Sports for Peace is a politically independent initiative based in Berlin, Germany. Sports for Peace was created during the preliminary stages of the Olympic Games in 2008, in order to address the rising question of whether sports or major sporting events could foster common ideals. In Sports for Peace, athletes from all over the world come together to promote the values of sports, such as fair play, tolerance, and the Olympic ideals of freedom, international and intercultural understanding.

==Projects==
===2008===

The Sports for Peace organization published, in cooperation with Amnesty International and the International Campaign for Tibet, an ad in the International Herald Tribune which accompanied the start of the 2008 Beijing Olympic Games. More than 100 sportsmen from all over the world signed an open letter to the Chinese government expressing their desire not only to see a successful sports festival in Beijing, but also to call for respect concerning Olympic ideals and basic human rights.

===2009===

During the 12th IAAF World Championships in Athletics, held in 2009 in Berlin, "Sports for Peace" celebrated its official inauguration with legends of the sport world. The "Sport for Peace" Awards of 2009 were presented to those the organization deemed as exemplary persons who filled their spot as role models in the sporting world. Some award winners include IOC Vice President Sergej Bubka, who has been investing in the sports association of his hometown Donetsk for several years, lending children and young sports talents such as Yelena Isinbayeva a place to practice their craft. In his acceptance speech, he stated: "I feel honored, because this prize represents the full recognition of the work that my colleagues and I have been doing so far". Dr. Edwin Moses, a "Sports for Peace" award winner, renowned worldwide ambassador for sports ethics, and chairperson of the Laureus World of Sport Academy, responded to his prize in a similar way, stating: "I am receiving this award in the name of my colleagues at Laureus Sports Foundation. Everywhere in the world we need social involvement and that is why I wholeheartedly welcome the 'Sports for Peace' initiative". The Iranian National Football team has also received an award from the organization for wearing green wristbands in their game against South Korea to express their solidarity with the movement toward freedom and democracy in Iran.

===2010===

In cooperation with the United Nations, "Sports for Peace" staged a gala event during the FIFA World Cup in South Africa on June 8, 2010, in Johannesburg at Constitution Hill. This venue is the home of the Constitutional Court and represents the protector of South African basic rights and freedoms. The site currently holds Johannesburg's Old Fort Prison complex, where political leaders such as Nelson Mandela and Mahatma Gandhi were formerly detained.

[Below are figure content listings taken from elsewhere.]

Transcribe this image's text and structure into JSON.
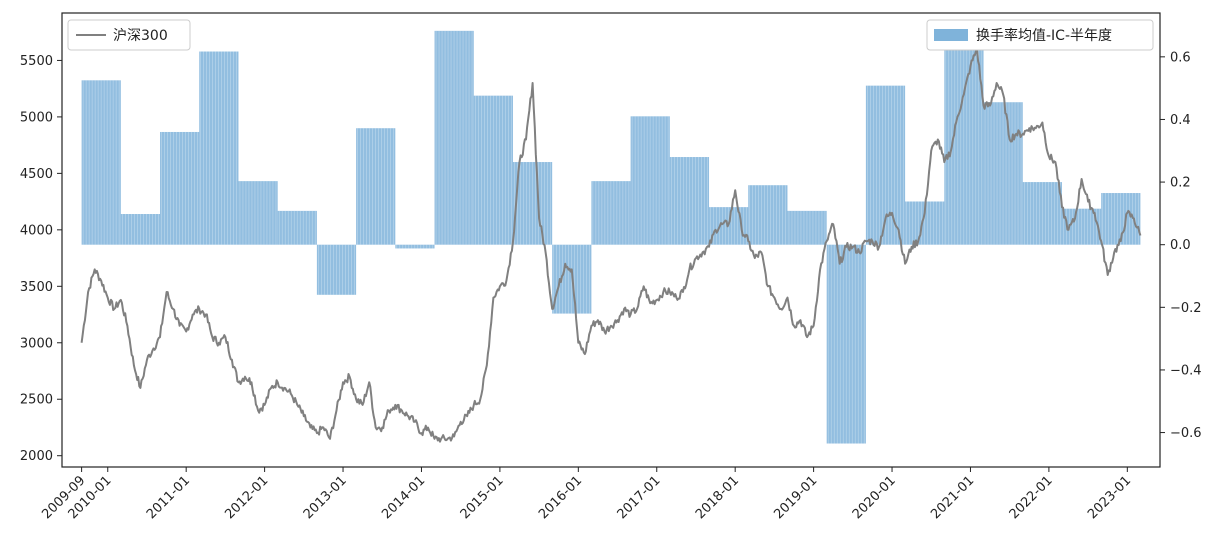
{
  "chart_data": {
    "type": "bar+line",
    "x_ticks": [
      "2009-09",
      "2010-01",
      "2011-01",
      "2012-01",
      "2013-01",
      "2014-01",
      "2015-01",
      "2016-01",
      "2017-01",
      "2018-01",
      "2019-01",
      "2020-01",
      "2021-01",
      "2022-01",
      "2023-01"
    ],
    "y_left": {
      "ticks": [
        2000,
        2500,
        3000,
        3500,
        4000,
        4500,
        5000,
        5500
      ],
      "range": [
        1900,
        5920
      ]
    },
    "y_right": {
      "ticks": [
        "0.6",
        "0.4",
        "0.2",
        "0.0",
        "−0.2",
        "−0.4",
        "−0.6"
      ],
      "tick_values": [
        0.6,
        0.4,
        0.2,
        0.0,
        -0.2,
        -0.4,
        -0.6
      ],
      "range": [
        -0.71,
        0.74
      ]
    },
    "bar_series": {
      "name": "换手率均值-IC-半年度",
      "color": "#7fb3da",
      "periods": [
        {
          "start": "2009-09",
          "end": "2010-03",
          "value": 0.525
        },
        {
          "start": "2010-03",
          "end": "2010-09",
          "value": 0.098
        },
        {
          "start": "2010-09",
          "end": "2011-03",
          "value": 0.36
        },
        {
          "start": "2011-03",
          "end": "2011-09",
          "value": 0.617
        },
        {
          "start": "2011-09",
          "end": "2012-03",
          "value": 0.203
        },
        {
          "start": "2012-03",
          "end": "2012-09",
          "value": 0.108
        },
        {
          "start": "2012-09",
          "end": "2013-03",
          "value": -0.16
        },
        {
          "start": "2013-03",
          "end": "2013-09",
          "value": 0.372
        },
        {
          "start": "2013-09",
          "end": "2014-03",
          "value": -0.012
        },
        {
          "start": "2014-03",
          "end": "2014-09",
          "value": 0.683
        },
        {
          "start": "2014-09",
          "end": "2015-03",
          "value": 0.476
        },
        {
          "start": "2015-03",
          "end": "2015-09",
          "value": 0.264
        },
        {
          "start": "2015-09",
          "end": "2016-03",
          "value": -0.22
        },
        {
          "start": "2016-03",
          "end": "2016-09",
          "value": 0.203
        },
        {
          "start": "2016-09",
          "end": "2017-03",
          "value": 0.41
        },
        {
          "start": "2017-03",
          "end": "2017-09",
          "value": 0.28
        },
        {
          "start": "2017-09",
          "end": "2018-03",
          "value": 0.12
        },
        {
          "start": "2018-03",
          "end": "2018-09",
          "value": 0.19
        },
        {
          "start": "2018-09",
          "end": "2019-03",
          "value": 0.108
        },
        {
          "start": "2019-03",
          "end": "2019-09",
          "value": -0.635
        },
        {
          "start": "2019-09",
          "end": "2020-03",
          "value": 0.508
        },
        {
          "start": "2020-03",
          "end": "2020-09",
          "value": 0.138
        },
        {
          "start": "2020-09",
          "end": "2021-03",
          "value": 0.655
        },
        {
          "start": "2021-03",
          "end": "2021-09",
          "value": 0.455
        },
        {
          "start": "2021-09",
          "end": "2022-03",
          "value": 0.2
        },
        {
          "start": "2022-03",
          "end": "2022-09",
          "value": 0.115
        },
        {
          "start": "2022-09",
          "end": "2023-03",
          "value": 0.165
        }
      ]
    },
    "line_series": {
      "name": "沪深300",
      "color": "#808080",
      "points": [
        [
          "2009-09",
          3000
        ],
        [
          "2009-10",
          3450
        ],
        [
          "2009-11",
          3650
        ],
        [
          "2009-12",
          3550
        ],
        [
          "2010-01",
          3400
        ],
        [
          "2010-02",
          3300
        ],
        [
          "2010-03",
          3380
        ],
        [
          "2010-04",
          3150
        ],
        [
          "2010-05",
          2800
        ],
        [
          "2010-06",
          2600
        ],
        [
          "2010-07",
          2850
        ],
        [
          "2010-08",
          2950
        ],
        [
          "2010-09",
          3050
        ],
        [
          "2010-10",
          3450
        ],
        [
          "2010-11",
          3300
        ],
        [
          "2010-12",
          3150
        ],
        [
          "2011-01",
          3100
        ],
        [
          "2011-02",
          3250
        ],
        [
          "2011-03",
          3300
        ],
        [
          "2011-04",
          3250
        ],
        [
          "2011-05",
          3050
        ],
        [
          "2011-06",
          3000
        ],
        [
          "2011-07",
          3050
        ],
        [
          "2011-08",
          2850
        ],
        [
          "2011-09",
          2650
        ],
        [
          "2011-10",
          2700
        ],
        [
          "2011-11",
          2650
        ],
        [
          "2011-12",
          2400
        ],
        [
          "2012-01",
          2450
        ],
        [
          "2012-02",
          2600
        ],
        [
          "2012-03",
          2650
        ],
        [
          "2012-04",
          2600
        ],
        [
          "2012-05",
          2550
        ],
        [
          "2012-06",
          2450
        ],
        [
          "2012-07",
          2350
        ],
        [
          "2012-08",
          2250
        ],
        [
          "2012-09",
          2200
        ],
        [
          "2012-10",
          2250
        ],
        [
          "2012-11",
          2150
        ],
        [
          "2012-12",
          2400
        ],
        [
          "2013-01",
          2650
        ],
        [
          "2013-02",
          2700
        ],
        [
          "2013-03",
          2500
        ],
        [
          "2013-04",
          2450
        ],
        [
          "2013-05",
          2650
        ],
        [
          "2013-06",
          2250
        ],
        [
          "2013-07",
          2250
        ],
        [
          "2013-08",
          2400
        ],
        [
          "2013-09",
          2450
        ],
        [
          "2013-10",
          2400
        ],
        [
          "2013-11",
          2350
        ],
        [
          "2013-12",
          2300
        ],
        [
          "2014-01",
          2200
        ],
        [
          "2014-02",
          2250
        ],
        [
          "2014-03",
          2150
        ],
        [
          "2014-04",
          2150
        ],
        [
          "2014-05",
          2150
        ],
        [
          "2014-06",
          2170
        ],
        [
          "2014-07",
          2300
        ],
        [
          "2014-08",
          2350
        ],
        [
          "2014-09",
          2450
        ],
        [
          "2014-10",
          2500
        ],
        [
          "2014-11",
          2800
        ],
        [
          "2014-12",
          3400
        ],
        [
          "2015-01",
          3500
        ],
        [
          "2015-02",
          3550
        ],
        [
          "2015-03",
          3900
        ],
        [
          "2015-04",
          4600
        ],
        [
          "2015-05",
          4800
        ],
        [
          "2015-06",
          5300
        ],
        [
          "2015-07",
          4100
        ],
        [
          "2015-08",
          3800
        ],
        [
          "2015-09",
          3300
        ],
        [
          "2015-10",
          3500
        ],
        [
          "2015-11",
          3700
        ],
        [
          "2015-12",
          3650
        ],
        [
          "2016-01",
          3000
        ],
        [
          "2016-02",
          2900
        ],
        [
          "2016-03",
          3150
        ],
        [
          "2016-04",
          3200
        ],
        [
          "2016-05",
          3100
        ],
        [
          "2016-06",
          3150
        ],
        [
          "2016-07",
          3200
        ],
        [
          "2016-08",
          3300
        ],
        [
          "2016-09",
          3250
        ],
        [
          "2016-10",
          3300
        ],
        [
          "2016-11",
          3500
        ],
        [
          "2016-12",
          3350
        ],
        [
          "2017-01",
          3380
        ],
        [
          "2017-02",
          3450
        ],
        [
          "2017-03",
          3450
        ],
        [
          "2017-04",
          3400
        ],
        [
          "2017-05",
          3450
        ],
        [
          "2017-06",
          3650
        ],
        [
          "2017-07",
          3750
        ],
        [
          "2017-08",
          3800
        ],
        [
          "2017-09",
          3850
        ],
        [
          "2017-10",
          4000
        ],
        [
          "2017-11",
          4050
        ],
        [
          "2017-12",
          4050
        ],
        [
          "2018-01",
          4350
        ],
        [
          "2018-02",
          4000
        ],
        [
          "2018-03",
          3900
        ],
        [
          "2018-04",
          3750
        ],
        [
          "2018-05",
          3800
        ],
        [
          "2018-06",
          3500
        ],
        [
          "2018-07",
          3400
        ],
        [
          "2018-08",
          3300
        ],
        [
          "2018-09",
          3400
        ],
        [
          "2018-10",
          3150
        ],
        [
          "2018-11",
          3200
        ],
        [
          "2018-12",
          3050
        ],
        [
          "2019-01",
          3150
        ],
        [
          "2019-02",
          3650
        ],
        [
          "2019-03",
          3900
        ],
        [
          "2019-04",
          4050
        ],
        [
          "2019-05",
          3700
        ],
        [
          "2019-06",
          3850
        ],
        [
          "2019-07",
          3850
        ],
        [
          "2019-08",
          3800
        ],
        [
          "2019-09",
          3900
        ],
        [
          "2019-10",
          3900
        ],
        [
          "2019-11",
          3850
        ],
        [
          "2019-12",
          4100
        ],
        [
          "2020-01",
          4150
        ],
        [
          "2020-02",
          4000
        ],
        [
          "2020-03",
          3700
        ],
        [
          "2020-04",
          3850
        ],
        [
          "2020-05",
          3900
        ],
        [
          "2020-06",
          4150
        ],
        [
          "2020-07",
          4700
        ],
        [
          "2020-08",
          4800
        ],
        [
          "2020-09",
          4600
        ],
        [
          "2020-10",
          4700
        ],
        [
          "2020-11",
          5000
        ],
        [
          "2020-12",
          5200
        ],
        [
          "2021-01",
          5450
        ],
        [
          "2021-02",
          5600
        ],
        [
          "2021-03",
          5100
        ],
        [
          "2021-04",
          5100
        ],
        [
          "2021-05",
          5300
        ],
        [
          "2021-06",
          5200
        ],
        [
          "2021-07",
          4800
        ],
        [
          "2021-08",
          4850
        ],
        [
          "2021-09",
          4850
        ],
        [
          "2021-10",
          4900
        ],
        [
          "2021-11",
          4900
        ],
        [
          "2021-12",
          4950
        ],
        [
          "2022-01",
          4650
        ],
        [
          "2022-02",
          4600
        ],
        [
          "2022-03",
          4200
        ],
        [
          "2022-04",
          4000
        ],
        [
          "2022-05",
          4100
        ],
        [
          "2022-06",
          4450
        ],
        [
          "2022-07",
          4250
        ],
        [
          "2022-08",
          4150
        ],
        [
          "2022-09",
          3900
        ],
        [
          "2022-10",
          3600
        ],
        [
          "2022-11",
          3800
        ],
        [
          "2022-12",
          3900
        ],
        [
          "2023-01",
          4150
        ],
        [
          "2023-02",
          4100
        ],
        [
          "2023-03",
          3950
        ]
      ]
    },
    "legend": {
      "line_label": "沪深300",
      "bar_label": "换手率均值-IC-半年度"
    },
    "grid": false,
    "x_range": [
      "2009-06",
      "2023-06"
    ]
  }
}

The gala event became a part of the United Nations MDG advocacy campaign, which looks to bring people together in order to raise awareness of the United Nation's Millennium Development Goal No. 2: Achieve Universal Primary Education by 2015. Former President of South Africa and Nobel Prize winner Nelson Mandela has endorsed and supported the initiative. Roughly 400 recognized personalities from the fields of sports, economics, culture and media attended the event. The UN also launched the official MDG song performed by 8 African musicians and music groups including the Soweto Gospel Choir.

Part of the advocacy campaign featured a week of free public film screenings featuring peace and development topics, and talks/panel discussions by actors and directors in cooperation with the Cinema for Peace Foundation. Films that were screened included “Invictus” with Morgan Freeman.

"Sports for Peace" events were planned for the FIFA Women's World Cup 2011 in Germany and the 2012 Olympic Games in London.